Ask a software developer what the hardest problems in computing are, and time zones will almost certainly make the list (right after naming things and cache invalidation). The challenge is not just that there are many time zones. It is that the rules governing them change constantly, retroactively, and sometimes with only a few weeks' notice. Handling time correctly in software requires understanding a surprisingly deep stack of standards, databases, and edge cases. The good news is that the tooling has improved enormously over the past decade, but the underlying complexity remains.
The IANA Time Zone Database
At the heart of timezone handling in software is the IANA Time Zone Database, often called tzdata or zoneinfo. Maintained by a small community of volunteers (coordinated by ICANN), this database contains the complete history of UTC offsets and DST rules for every region in the world. Each entry uses a Region/City identifier like America/New_York or Asia/Kolkata. The database is not just a list of current offsets. It records every historical change, so software can correctly determine what the local time was in any timezone at any point in the past. Operating systems (Linux, macOS, Windows, Android, iOS), programming languages (Java, Python, JavaScript, Go, Rust), and databases (PostgreSQL, MySQL) all ship with or reference this database. Updates are released several times a year, typically when a country announces a change to its DST rules or UTC offset. A notable example: when Samoa skipped December 30, 2011 to jump across the International Date Line, the tzdata update had to encode a day that literally did not exist.
Unix timestamps and UTC
A Unix timestamp is the number of seconds that have elapsed since January 1, 1970, 00:00:00 UTC (known as the Unix epoch). This number is timezone-agnostic: Unix timestamp 1709654400 represents the same instant everywhere on Earth. Converting a Unix timestamp to a human-readable date requires knowing the viewer's timezone. This is why the standard advice is to store time as UTC (or Unix timestamps) and convert to local time only at display time. If you store a time as "3:00 PM Eastern," you have baked in an assumption about timezone and DST state that may not hold in the future. If you store it as a UTC timestamp, the conversion can always be recalculated using the latest timezone rules.
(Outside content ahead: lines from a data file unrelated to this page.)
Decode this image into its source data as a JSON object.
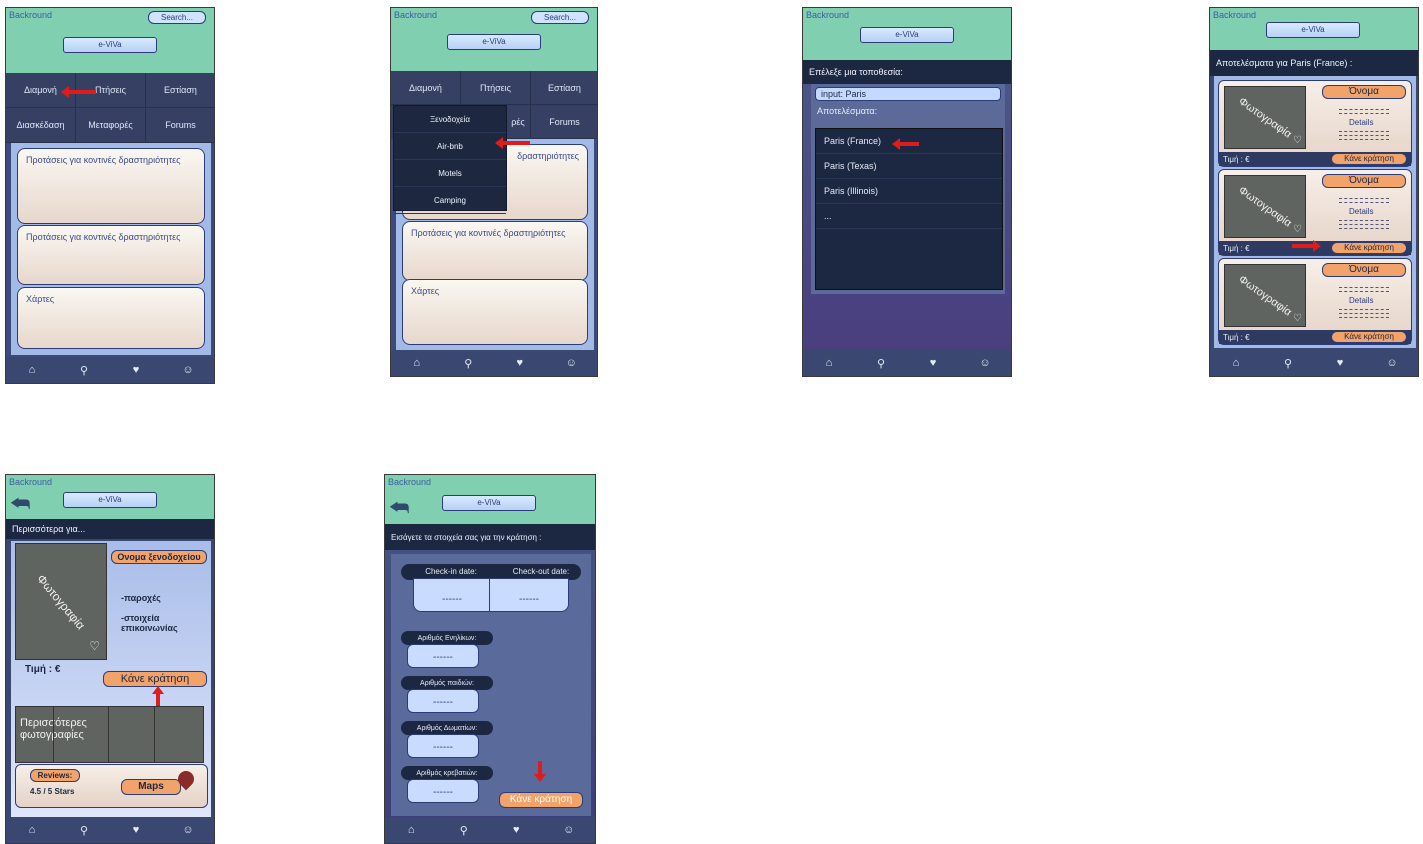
{
  "common": {
    "backround": "Backround",
    "search": "Search...",
    "logo": "e-ViVa",
    "nav_icons": [
      "home-icon",
      "search-icon",
      "heart-icon",
      "user-icon"
    ]
  },
  "screen1": {
    "nav": [
      "Διαμονή",
      "Πτήσεις",
      "Εστίαση",
      "Διασκέδαση",
      "Μεταφορές",
      "Forums"
    ],
    "cards": [
      "Προτάσεις για κοντινές δραστηριότητες",
      "Προτάσεις για κοντινές δραστηριότητες",
      "Χάρτες"
    ]
  },
  "screen2": {
    "nav": [
      "Διαμονή",
      "Πτήσεις",
      "Εστίαση",
      "Διασκέδαση",
      "Μεταφορές",
      "Forums"
    ],
    "menu": [
      "Ξενοδοχεία",
      "Air-bnb",
      "Motels",
      "Camping"
    ],
    "cards": [
      "Προτάσεις για κοντινές δραστηριότητες",
      "Προτάσεις για κοντινές δραστηριότητες",
      "Χάρτες"
    ],
    "partial_label": "δραστηριότητες",
    "partial_nav": "ρές"
  },
  "screen3": {
    "header": "Επέλεξε μια τοποθεσία:",
    "input": "input: Paris",
    "results_label": "Αποτελέσματα:",
    "results": [
      "Paris (France)",
      "Paris (Texas)",
      "Paris (Illinois)",
      "..."
    ]
  },
  "screen4": {
    "header": "Αποτελέσματα για Paris (France) :",
    "photo": "Φωτογραφία",
    "name": "Όνομα",
    "details": "Details",
    "price": "Τιμή : €",
    "book": "Κάνε κράτηση"
  },
  "screen5": {
    "header": "Περισσότερα για...",
    "photo": "Φωτογραφία",
    "hotel_name": "Ονομα ξενοδοχείου",
    "amenities": "-παροχές",
    "contact": "-στοιχεία επικοινωνίας",
    "price": "Τιμή : €",
    "book": "Κάνε κράτηση",
    "more_photos": "Περισσότερες φωτογραφίες",
    "reviews": "Reviews:",
    "stars": "4.5 / 5 Stars",
    "maps": "Maps"
  },
  "screen6": {
    "header": "Εισάγετε τα στοιχεία σας για την κράτηση :",
    "checkin": "Check-in date:",
    "checkout": "Check-out date:",
    "dashes": "------",
    "adults": "Αριθμός Ενηλίκων:",
    "children": "Αριθμός παιδιών:",
    "rooms": "Αριθμός Δωματίων:",
    "beds": "Αριθμός κρεβατιών:",
    "book": "Κάνε κράτηση"
  }
}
Common pitfalls developers hit
One classic mistake is using timezone abbreviations (like CST) as identifiers. CST is ambiguous (Central Standard Time in the US, China Standard Time, Cuba Standard Time). Always use IANA names. Another common error is assuming UTC offsets are fixed. America/New_York is UTC-5 part of the year and UTC-4 during DST. Code that hardcodes "-5" will be wrong for half the year. A third trap is assuming DST transitions happen at midnight. In most US time zones, the switch happens at 2:00 AM. During the "spring forward" transition, the minute after 1:59 AM is 3:00 AM, meaning 2:00 AM to 2:59 AM simply does not exist. During "fall back," 1:00 AM to 1:59 AM happens twice. Scheduling systems and logging tools need to handle both cases. A fourth pitfall is assuming all offsets are whole hours, which produces wrong results for the 500+ million people living in half-hour and quarter-hour zones.
Leap seconds and the 2035 deadline
UTC includes leap seconds, irregular one-second adjustments to keep atomic time aligned with Earth's rotation. Since 1972, 27 leap seconds have been added. Most operating systems handle leap seconds by "smearing" them (gradually adjusting the clock over a period of hours) rather than inserting a literal second 23:59:60. This smearing approach means that during a leap second event, timestamps from different systems may disagree by up to half a second. In November 2022, the General Conference on Weights and Measures voted to abolish leap seconds by 2035, allowing UTC to slowly drift from solar time. This will simplify timekeeping in software but may require changes to systems that currently account for leap seconds. For most developers, the practical impact of leap seconds is minimal, but systems that need sub-second accuracy (financial trading platforms, scientific instruments, GPS receivers) must handle them carefully.
Best practices for developers
Store all timestamps in UTC or as Unix epoch values. Use IANA timezone identifiers, never abbreviations. Use a mature timezone library (date-fns-tz, Luxon, java.time, pytz/zoneinfo) rather than rolling your own offset calculations. Keep your system's tzdata package updated, since timezone rules change several times a year. Test your code around DST transitions, especially the "spring forward" gap and the "fall back" overlap. When displaying times to users, always show the timezone alongside the time. And if your application deals with future dates, remember that the timezone rules for that date may not yet be finalized, especially in countries that announce DST changes with short notice. One more thing: never trust user-supplied timezone abbreviations. If your system accepts "CST" as input, force the user to disambiguate. Three letters is not enough to identify a timezone.